We have the ability to collect more data about these factors than ever before. Federal support on this front has been encouraging — data science and big data both feature prominently in the NIH-Wide Strategic Plan Fiscal Years 2015-2020 — and technology is better poised than ever to collect massive amounts of data on these key behaviors and environmental exposures, sometimes in real-time and with the promise of measuring behavior and environments across large segments of the population. Patients are taking advantage, too: surveys have indicated that more patients are accessing information in their EHRs/PHRs, potentially empowering them with information to take control of their health.

In addition to collecting more data about behavioral and environmental factors, though, we need to make sure we can interpret it. We’ll need to develop more intuitive, user-friendly technology and data systems that enable cancer patients to access relevant health/medical information, increase patient-provider communication/interactions, and optimize personalized patient-centered care among multiple healthcare providers.

When it comes to methodology, the research community plays an important role, too. These communities must agree on measurement and data standards for behavioral and environmental assessments in these seminal health research initiatives. Future major research endeavors should integrate concepts of behavior change into various longitudinal studies, especially intervention research. Furthermore, figuring out the best ways to integrate genetic/biologic and behavioral/environment data from multiple uber-large datasets will be a critical challenge for the research community — meeting it will require collaboration and coordination across the gamut of stakeholders, including government agencies, nonprofit funding organizations, healthcare provider organizations, health information technology companies, and academic institutions — to name a few.

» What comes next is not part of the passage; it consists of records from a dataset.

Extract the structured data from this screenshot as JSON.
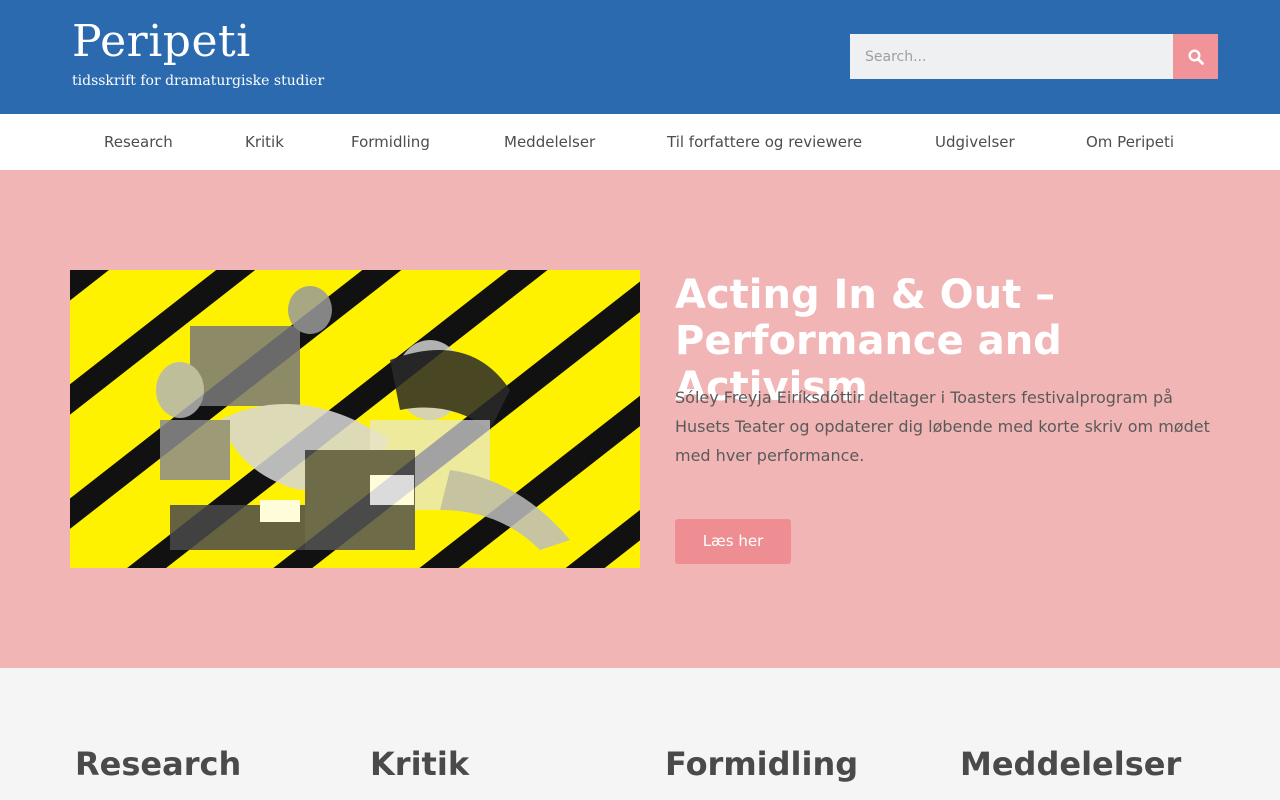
{
  "header": {
    "logo_title": "Peripeti",
    "logo_subtitle": "tidsskrift for dramaturgiske studier",
    "search_placeholder": "Search...",
    "search_icon": "search-icon",
    "colors": {
      "header_bg": "#2b6aae",
      "accent": "#f0949a"
    }
  },
  "nav": {
    "items": [
      {
        "label": "Research"
      },
      {
        "label": "Kritik"
      },
      {
        "label": "Formidling"
      },
      {
        "label": "Meddelelser"
      },
      {
        "label": "Til forfattere og reviewere"
      },
      {
        "label": "Udgivelser"
      },
      {
        "label": "Om Peripeti"
      }
    ]
  },
  "hero": {
    "title": "Acting In & Out – Performance and Activism",
    "text": "Sóley Freyja Eiríksdóttir deltager i Toasters festivalprogram på Husets Teater og opdaterer dig løbende med korte skriv om mødet med hver performance.",
    "button_label": "Læs her",
    "colors": {
      "hero_bg": "#f2b5b6",
      "button_bg": "#ef8e92"
    }
  },
  "sections": {
    "headings": [
      {
        "label": "Research"
      },
      {
        "label": "Kritik"
      },
      {
        "label": "Formidling"
      },
      {
        "label": "Meddelelser"
      }
    ]
  }
}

We’ve made some important strides, but there’s still ample work ahead. As the National Institutes of Health ramps up the Precision Medicine Initiative (PMI), with a large initial focus on cancer research, NIH and the various stakeholders in PMI need to curate informatics data on behavioral and environmental factors, just as much as genetic, molecular, and clinical factors. The success of our Cancer Moonshot — and the health of our population — depends on it.